HELL HAWKS! The Untold Story of the American Fliers Who Savaged Hitler’s Wehrmacht.There is no question that it was one hell of a hard hitting heavyweight.
Whoever dreamt up the name Hell Hawks must have been influenced by those white knuckle dog fight epics of the 1930s where the skies over the Western Front were brought to life in brazen, if overly dramatised, detail. The authors of this excellent read go some way to keeping that flame alive with a thoroughly researched and highly affectionate look at the men of the 365th Fighter Group who flew ground attack missions in the P-47 Thunderbolt during World War II. While the Mighty Eighth will forever hog the limelight, a good look at the heroic pilots of the 9th Air Force is both welcome and necessary if their efforts are going to be kept afloat in a very crowded history pool.
This book is aimed primarily at an American audience, but the authors know their air war history and achieve a great sense of balance coupled with excellent detail and not a little drama. A little way in, I thought I might fall victim to something akin to those rotten documentaries where the basics are repeated constantly to keep a presumably challenged viewer on track. But this fear was entirely misplaced and once the emphasis on the sheer power and brute force of the P-47 had been firmly hammered home the prose rushed off like…well, like a Thunderbolt, with a blizzard of adventures and pen portraits of the people involved. A good deal of attention is given to the ground crews and, in fact, my favourite picture is one showing an armourer cheerfully sitting on a bomb. I like this book.
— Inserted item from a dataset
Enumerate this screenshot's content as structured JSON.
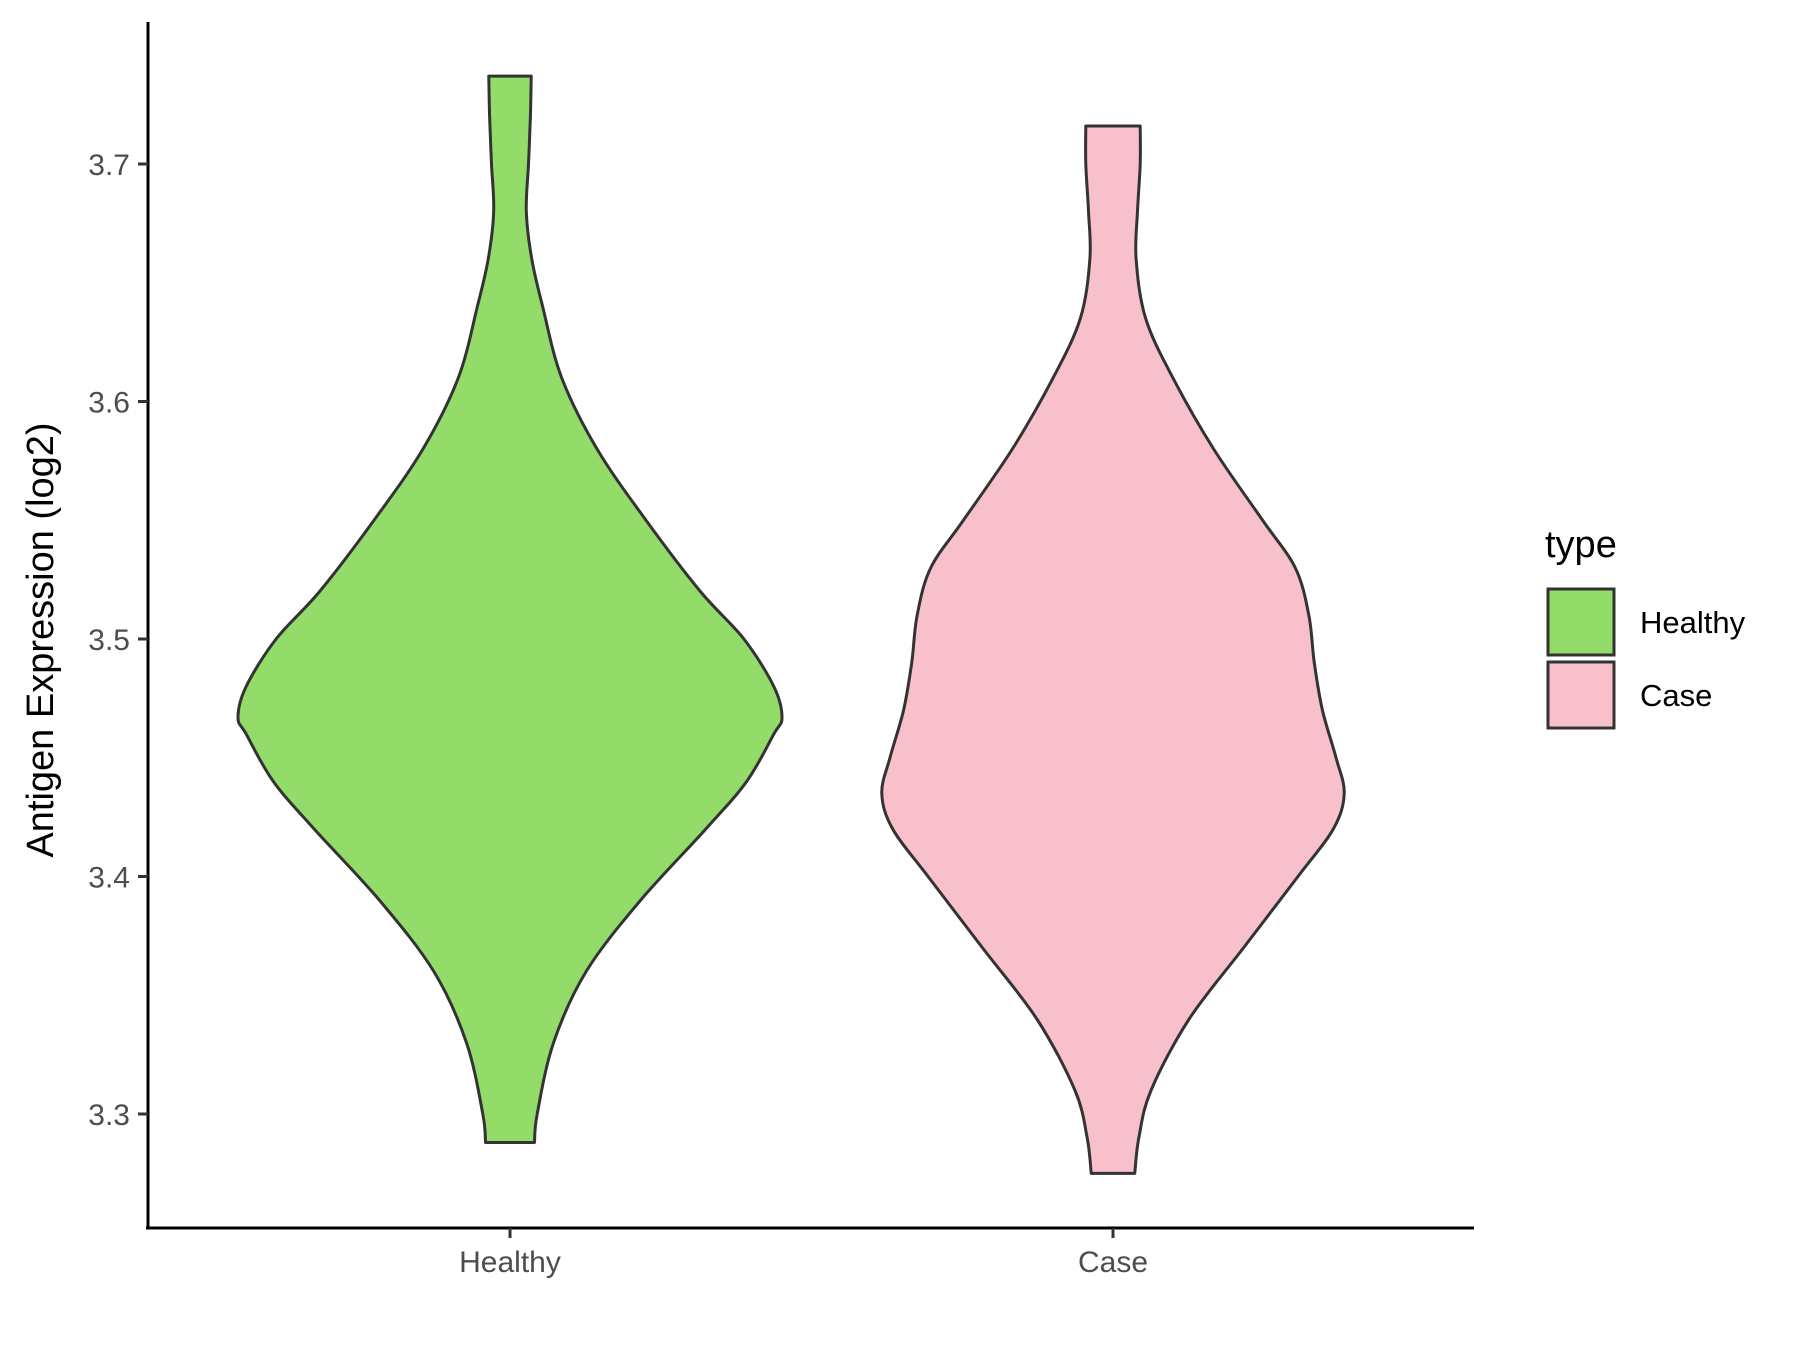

What you take away is a cast of giants to add to the Band of Brothers you like to cut out and keep. America’s “Greatest Generation” seemingly has an endless procession of names to discover and pay your own quiet homage to. I regret that I have never seen a P-47 Thunderbolt in flight, but having seen so many photographs, there is no question that it was one hell of a hard hitting heavyweight. What it must have been like for very young men to fly into a blizzard of flak and all kinds of horrors has become a little more clear thanks to the authors, who have done well. Robert F Dorr is a much published writer. A former air force officer and diplomat, he knows his stuff. Dr Thomas D Jones flew B-52s and is a former astronaut with four shuttle missions under his belt. The book ends with brief biographies of the principal players and it is nice to see that many have lived well into old age. They deserve the peace they fought so hard to win.
In paperback, £14.44p, and as a Kindle ebook for £11.03p.